Mullins v. AT&T Corp.,
2011 U.S. App. LEXIS 9266 (4th Cir. Apr. 20, 2011)
Mullins submitted a claim for disability benefits under an ERISA plan sponsored by her employer, AT&T. Connecticut General Life Insurance Company, the plan’s claim administrator, denied the claim and upheld that decision on administrative appeal after consulting an independent physician, referring Mullins for a functional capacity evaluation, and obtaining both a transferable skills analysis and a labor market study.
Mullins sued to recover benefits, and also to have statutory penalties imposed against AT&T for its failure to timely produce a copy of the summary plan description upon request.
The federal district court granted summary judgment against Mullins on her claim for benefits, noting that the medical opinions of her treating physicians were in conflict, both as to her specific diagnosis and her functional capacity to perform her sedentary job duties. The court granted summary judgment in favor of Mullins, however, on her claim for a penalty, but awarded only $25 per day against AT&T, rather than the maximum penalty authorized by the statute.
Mullins’s case had been remanded twice with instructions that she be provided copies of any claims-processing documents used by Connecticut General, such as claims manuals, protocols, and other internal guidelines relating to the processing of LTD claims and appeals.
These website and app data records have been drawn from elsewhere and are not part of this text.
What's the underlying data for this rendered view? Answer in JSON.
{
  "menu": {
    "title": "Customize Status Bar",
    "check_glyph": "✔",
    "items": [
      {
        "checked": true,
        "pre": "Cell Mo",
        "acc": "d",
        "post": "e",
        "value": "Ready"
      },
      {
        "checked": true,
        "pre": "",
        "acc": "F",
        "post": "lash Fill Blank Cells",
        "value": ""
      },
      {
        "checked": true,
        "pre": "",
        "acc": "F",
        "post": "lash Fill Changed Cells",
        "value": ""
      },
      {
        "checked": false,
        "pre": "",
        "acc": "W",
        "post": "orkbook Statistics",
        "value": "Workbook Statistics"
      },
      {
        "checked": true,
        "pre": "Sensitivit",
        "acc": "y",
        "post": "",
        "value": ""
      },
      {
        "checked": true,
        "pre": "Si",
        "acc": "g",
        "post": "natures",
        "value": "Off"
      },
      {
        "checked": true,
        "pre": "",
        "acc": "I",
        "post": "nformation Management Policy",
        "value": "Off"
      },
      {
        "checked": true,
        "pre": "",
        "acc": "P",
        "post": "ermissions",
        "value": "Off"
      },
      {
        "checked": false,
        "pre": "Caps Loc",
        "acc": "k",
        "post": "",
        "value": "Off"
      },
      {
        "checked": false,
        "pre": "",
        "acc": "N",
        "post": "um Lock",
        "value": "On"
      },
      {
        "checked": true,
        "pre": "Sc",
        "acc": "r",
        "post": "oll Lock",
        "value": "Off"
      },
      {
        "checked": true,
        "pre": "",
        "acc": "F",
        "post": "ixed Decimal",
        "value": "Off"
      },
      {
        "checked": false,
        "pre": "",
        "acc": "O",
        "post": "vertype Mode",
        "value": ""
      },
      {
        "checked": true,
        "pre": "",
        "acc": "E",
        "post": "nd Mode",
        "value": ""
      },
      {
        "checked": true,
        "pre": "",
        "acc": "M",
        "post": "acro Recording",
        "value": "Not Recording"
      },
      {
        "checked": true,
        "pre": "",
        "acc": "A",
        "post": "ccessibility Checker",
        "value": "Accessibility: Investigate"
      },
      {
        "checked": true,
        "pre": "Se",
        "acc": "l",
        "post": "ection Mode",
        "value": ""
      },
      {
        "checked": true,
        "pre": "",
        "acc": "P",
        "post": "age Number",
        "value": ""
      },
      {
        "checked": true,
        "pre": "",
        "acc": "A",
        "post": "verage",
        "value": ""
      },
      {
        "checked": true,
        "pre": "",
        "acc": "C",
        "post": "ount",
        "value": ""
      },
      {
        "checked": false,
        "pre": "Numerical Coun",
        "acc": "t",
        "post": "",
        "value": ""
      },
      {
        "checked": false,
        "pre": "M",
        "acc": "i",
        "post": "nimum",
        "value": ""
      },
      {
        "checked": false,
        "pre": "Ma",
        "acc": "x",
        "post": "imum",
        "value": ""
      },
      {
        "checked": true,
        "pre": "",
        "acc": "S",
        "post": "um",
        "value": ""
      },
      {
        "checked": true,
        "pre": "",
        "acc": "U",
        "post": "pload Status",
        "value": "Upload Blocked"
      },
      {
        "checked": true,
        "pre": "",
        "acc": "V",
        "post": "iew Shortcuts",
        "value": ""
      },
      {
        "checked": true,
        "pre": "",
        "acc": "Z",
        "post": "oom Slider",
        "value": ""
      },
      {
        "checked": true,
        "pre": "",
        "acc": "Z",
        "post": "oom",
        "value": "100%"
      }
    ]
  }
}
After receiving those documents, Mullins argued that Connecticut General failed to comply with its internal procedures.
The Fourth Circuit ruled, however, that "strict compliance is not a prerequisite to finding that the plan administrator’s overall decision was principled and reasonable." Such standards are but one factor to weigh, along with other factors and the administrative record. Based on the entire record, the Fourth Circuit found that Connecticut General’s denial of benefits "was clearly supported by substantial evidence in the administrative record."
With regard to the statutory penalty imposed against AT&T, Mullins had requested "a copy of all other plan documents concerning [the LTD] policy" – which the Fourth Circuit found sufficient to notify AT&T that it should provide the summary plan description. In considering AT&T’s delayed production of the SPD, the Fourth Circuit weighed the prejudice to Mullins and the employer’s conduct in responding to her request for plan documents.
Because Mullins ultimately was not prejudiced by the delay in obtaining the SPD, the district court imposed a fine of only $25 per day. Noting that a finding of bad faith was not necessary to impose a penalty, the Fourth Circuit upheld the fine as an incentive for plan administrators to comply with requests for plan documents in a timely fashion.